Both recognition and regression have been well studied in the research field of machine learning, which is one of the most popular research topics for computer vision today, as shown in Fig. 1.9. The progress of learning algorithms makes it possible efficiently to construct models with higher DoF, which can represent statistical properties of targets more accurately, from a set of larger number of training data. For example, learning algorithms for deep neural networks have been proposed [105, 106], and the resultant networks have demonstrated state-of-the-art performance of pattern recognition and of regression in many applications. As the number of medical images available for learning is monotonically increasing, the role of learning in medical image processing is becoming more important. It should be noted, though, that the statistical properties derived from training data are not the only knowledge that can be used for medical image processing; such knowledge can be provided from many existing fields, e.g., anatomy, pathology, and physics [107, 108].

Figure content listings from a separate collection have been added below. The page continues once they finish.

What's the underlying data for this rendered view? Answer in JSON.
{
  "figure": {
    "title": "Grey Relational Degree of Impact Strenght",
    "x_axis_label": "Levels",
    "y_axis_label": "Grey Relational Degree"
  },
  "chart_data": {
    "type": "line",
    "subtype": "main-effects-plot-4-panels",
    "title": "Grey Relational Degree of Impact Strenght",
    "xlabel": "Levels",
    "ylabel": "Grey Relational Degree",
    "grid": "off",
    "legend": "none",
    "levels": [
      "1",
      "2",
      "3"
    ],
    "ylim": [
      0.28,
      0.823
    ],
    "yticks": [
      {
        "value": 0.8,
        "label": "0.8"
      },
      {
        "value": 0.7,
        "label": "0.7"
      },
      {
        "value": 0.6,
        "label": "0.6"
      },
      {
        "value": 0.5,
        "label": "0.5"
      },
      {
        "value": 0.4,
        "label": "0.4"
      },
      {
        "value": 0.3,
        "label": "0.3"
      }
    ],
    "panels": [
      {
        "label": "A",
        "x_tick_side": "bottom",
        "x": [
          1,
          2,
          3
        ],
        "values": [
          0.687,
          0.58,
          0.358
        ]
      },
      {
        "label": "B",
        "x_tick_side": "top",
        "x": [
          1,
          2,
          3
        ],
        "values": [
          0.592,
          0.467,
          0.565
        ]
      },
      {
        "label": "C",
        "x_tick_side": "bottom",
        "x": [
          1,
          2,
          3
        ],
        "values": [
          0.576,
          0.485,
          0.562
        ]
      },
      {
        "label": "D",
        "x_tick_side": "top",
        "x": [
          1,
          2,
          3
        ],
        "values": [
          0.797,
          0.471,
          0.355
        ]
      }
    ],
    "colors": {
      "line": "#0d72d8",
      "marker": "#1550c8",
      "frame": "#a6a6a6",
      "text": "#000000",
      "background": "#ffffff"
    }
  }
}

Computational anatomy is a system of automatically generating medical descriptions of patients from their medical images: The system consists of the algorithms for generating the descriptions and the models used in the algorithms. In the computer vision research field, algorithms for generating the descriptions of given images and models used in the algorithms are studied, and their progress improves the algorithms for medical image analysis and accelerate the development of computational anatomy. Among the large variety of research topics of computer vision, image segmentation is one of the most fundamental ones and its improvement is vital for CAD systems. It largely helps physicians to accurately and automatically describe each anatomical structure in a given medical image. As described above, image segmentation needs models of targets, and hence the segmentation of anatomical structures needs computational anatomical models. This is why the algorithms for the registration of the models to given images are more intensely studied in medical image analysis research. Though the computational anatomical models are useful only for segmenting medical images, the medical image segmentation is not isolated from other research fields. The progress of machine learning and statistical inference, for example, can directly improve the construction of statistical anatomical models and the performance of model registration, and the progress of computational anatomy can contribute to the development of computer vision, especially through the development of new algorithms and models for accurately and stably describing target regions.